Entitlement or obliviousness?

Someone I respect a great deal once told me he wouldn't be surprised if someday I leave the Reform movement for Orthodoxy. I don't think so; my beliefs (i.e. the dox part) align more with Reform, even though my practice does not. I'm used to being one of the most observant Reform Jews I know, and I'm used to working around some of the hurdles that come with that. (Why no, even though it's great that all the local Reform congregations got together for a joint festival service, no I'm not going ten miles to Monroeville for it, sorry.)

But every time something like the to'evah (abomination -- and yes, I understand the strength of that word) of this past Friday's service happens, a tiny little voice speaks up in the back of my mind saying "you know, this could be a lot easier on you...". It's frustrating. If it weren't for the excellent relationships I've formed in my congregation, including both of our rabbis, I sometimes wonder...

So, this Shabbat the Reform movement celebrated its sisterhood's 100th anniversary (movement-wide, not just us).
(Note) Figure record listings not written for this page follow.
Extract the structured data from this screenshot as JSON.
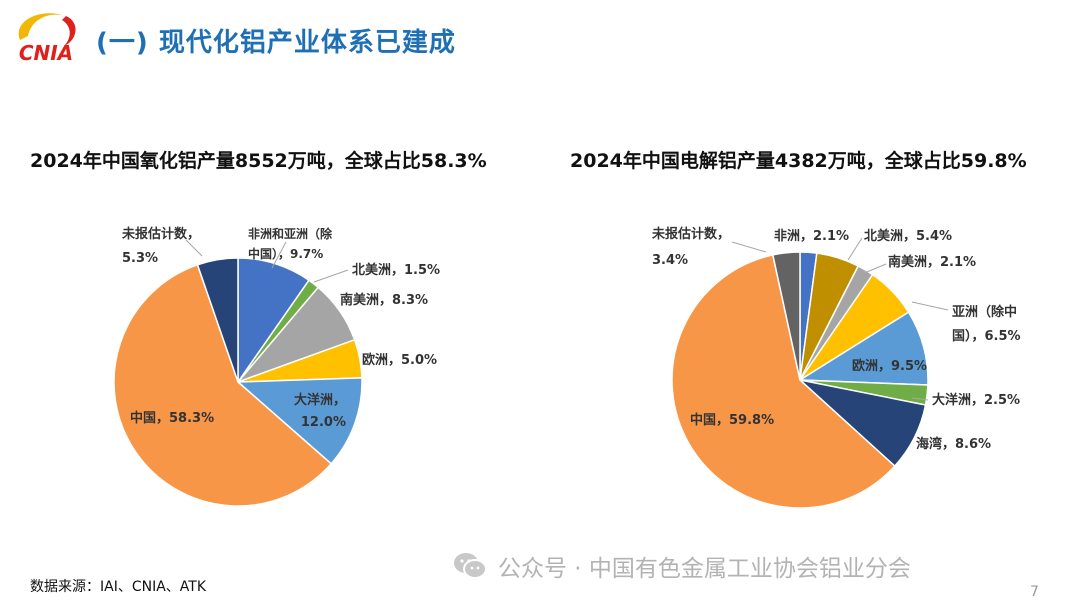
{
  "header": {
    "logo_text": "CNIA",
    "title": "(一) 现代化铝产业体系已建成"
  },
  "colors": {
    "title_blue": "#1f6fb5",
    "logo_red": "#e0201b",
    "logo_gold": "#f2b705"
  },
  "chart_data": [
    {
      "type": "pie",
      "title": "2024年中国氧化铝产量8552万吨，全球占比58.3%",
      "start_angle_deg": 0,
      "direction": "clockwise",
      "slices": [
        {
          "name": "非洲和亚洲（除中国）",
          "value": 9.7,
          "color": "#4472c4",
          "label_lines": [
            "非洲和亚洲（除",
            "中国），9.7%"
          ]
        },
        {
          "name": "北美洲",
          "value": 1.5,
          "color": "#70ad47",
          "label_lines": [
            "北美洲，1.5%"
          ]
        },
        {
          "name": "南美洲",
          "value": 8.3,
          "color": "#a5a5a5",
          "label_lines": [
            "南美洲，8.3%"
          ]
        },
        {
          "name": "欧洲",
          "value": 5.0,
          "color": "#ffc000",
          "label_lines": [
            "欧洲，5.0%"
          ]
        },
        {
          "name": "大洋洲",
          "value": 12.0,
          "color": "#5b9bd5",
          "label_lines": [
            "大洋洲，",
            "12.0%"
          ]
        },
        {
          "name": "中国",
          "value": 58.3,
          "color": "#f79646",
          "label_lines": [
            "中国，58.3%"
          ]
        },
        {
          "name": "未报估计数",
          "value": 5.3,
          "color": "#264478",
          "label_lines": [
            "未报估计数，",
            "5.3%"
          ]
        }
      ]
    },
    {
      "type": "pie",
      "title": "2024年中国电解铝产量4382万吨，全球占比59.8%",
      "start_angle_deg": 0,
      "direction": "clockwise",
      "slices": [
        {
          "name": "非洲",
          "value": 2.1,
          "color": "#4472c4",
          "label_lines": [
            "非洲，2.1%"
          ]
        },
        {
          "name": "北美洲",
          "value": 5.4,
          "color": "#bf8f00",
          "label_lines": [
            "北美洲，5.4%"
          ]
        },
        {
          "name": "南美洲",
          "value": 2.1,
          "color": "#a5a5a5",
          "label_lines": [
            "南美洲，2.1%"
          ]
        },
        {
          "name": "亚洲（除中国）",
          "value": 6.5,
          "color": "#ffc000",
          "label_lines": [
            "亚洲（除中",
            "国），6.5%"
          ]
        },
        {
          "name": "欧洲",
          "value": 9.5,
          "color": "#5b9bd5",
          "label_lines": [
            "欧洲，9.5%"
          ]
        },
        {
          "name": "大洋洲",
          "value": 2.5,
          "color": "#70ad47",
          "label_lines": [
            "大洋洲，2.5%"
          ]
        },
        {
          "name": "海湾",
          "value": 8.6,
          "color": "#264478",
          "label_lines": [
            "海湾，8.6%"
          ]
        },
        {
          "name": "中国",
          "value": 59.8,
          "color": "#f79646",
          "label_lines": [
            "中国，59.8%"
          ]
        },
        {
          "name": "未报估计数",
          "value": 3.4,
          "color": "#636363",
          "label_lines": [
            "未报估计数，",
            "3.4%"
          ]
        }
      ]
    }
  ],
  "footer": {
    "source": "数据来源：IAI、CNIA、ATK",
    "watermark": "公众号 · 中国有色金属工业协会铝业分会",
    "page_number": "7"
  }
}
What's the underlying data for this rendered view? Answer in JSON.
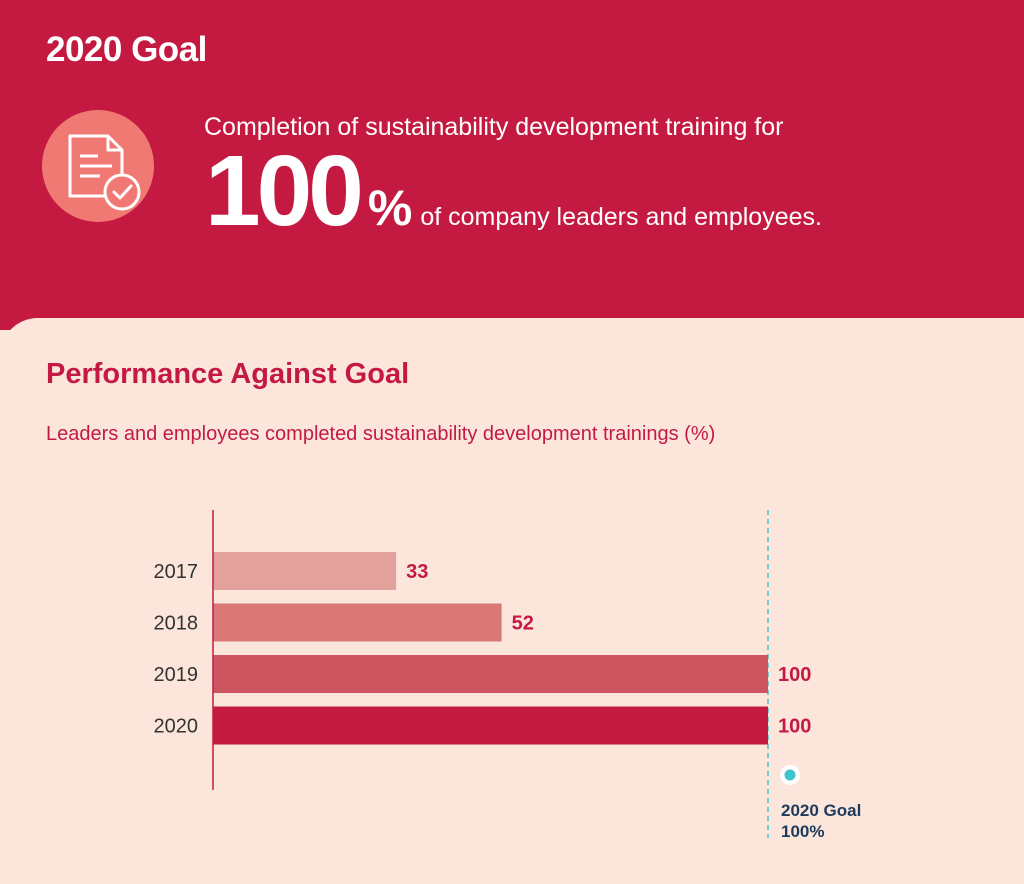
{
  "header": {
    "goal_title": "2020 Goal",
    "intro": "Completion of sustainability development training for",
    "big_number": "100",
    "big_unit": "%",
    "rest": "of company leaders and employees."
  },
  "icon": "document-check-icon",
  "colors": {
    "brand": "#c41a42",
    "background": "#fce6dc",
    "icon_circle": "#f07a73",
    "goal_dot": "#3ec4cc",
    "goal_text": "#1d3b5c"
  },
  "chart_data": {
    "type": "bar",
    "orientation": "horizontal",
    "title": "Performance Against Goal",
    "subtitle": "Leaders and employees completed sustainability development trainings (%)",
    "categories": [
      "2017",
      "2018",
      "2019",
      "2020"
    ],
    "values": [
      33,
      52,
      100,
      100
    ],
    "bar_colors": [
      "#e3a19c",
      "#d97876",
      "#cc555f",
      "#c41a42"
    ],
    "xlim": [
      0,
      100
    ],
    "goal": {
      "value": 100,
      "label_line1": "2020 Goal",
      "label_line2": "100%"
    }
  }
}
Cool -- sisterhood has never, ever spoken to me (and in fact I believe its existence violates a core principle of Reform theology, but that's a different post), but I can understand the desire to celebrate that milestone and all their accomplishments, honor their leaders, and so on. The international president of the sisterhood umbrella organization happens to be a member of my congregation, so clearly we were going to do something. So Friday's service was led by sisterhood leaders from a siddur produced by a committee of that umbrella organization.

They wrote a "creative" service. Cue ominous music here.

So what we got was an evening service that ran almost two hours (!) and still managed to omit half the amidah and all the brachot around the sh'ma except one (there was a song for hashkiveinu). Also all of kabbalat shabbat except L'cha Dodi, but we never get a complete kabbalat shabbat unless I'm running it, so that's noteworthy in degree but not in type (we usually do more than this, though not all). Are they kidding me? Who thought this was ok? Rabbis and cantors on the committee, apparently, so part of me is glad I don't know their identities as my opinion of them has just gone way down. (My rabbi tried to salvage some of the omissions during the service; I don't know if he had had a chance to vet this service beforehand or if he had trusted his colleagues.)

What did they fill all that time with? Lots of poetry, lots of "women are great" readings, lots of sisterhood self-congratulations, half a dozen "how sisterhood changed my life" testimonials incorrectly labeled as a d'var torah in the program... all sorts of stuff that would be more appropriate at a celebratory dinner than at a Shabbat service. Shabbat, and God, got short shrift -- at a Shabbat service.

(There was also a short torah service (we do that on Friday nights about half the time), with group aliyot. The last one of the three was for anyone who belongs to sisterhood; I didn't go up because they said "belongs", not "pays dues to"; I've never felt I belonged but as a board member I'm required to be a member on paper.)

When I got there and saw the service booklet I considered turning around and leaving. In retrospect I should have, perhaps visibly. Instead I ignored their service at times and picked up our regular siddur instead so I could have a valid Shabbat service. (My rabbi noticed.) But after the mourner's kaddish I saw that there were still a couple more pages of readings and stuff, plus they were going to teach a new closing song, and at that point I just said dayeinu and left. Ugh.

If they had wanted to have a special additional service that would be one thing. But this displaced the regular community service. In that regard it was even worse than a typical Reform bar mitzvah, and I hadn't realized that was possible. It is possible to honor people while preserving community norms, but that isn't a strong-enough guiding principle in the Reform movement. I alternate between being sad and saying "how dare they?".

When I got home I set aside what I had been planning to talk about in Saturday morning's d'var torah (it was my turn) and mentally assembled something else instead. That'll be forthcoming, but in case you wonder when you see it, yes there's a connection.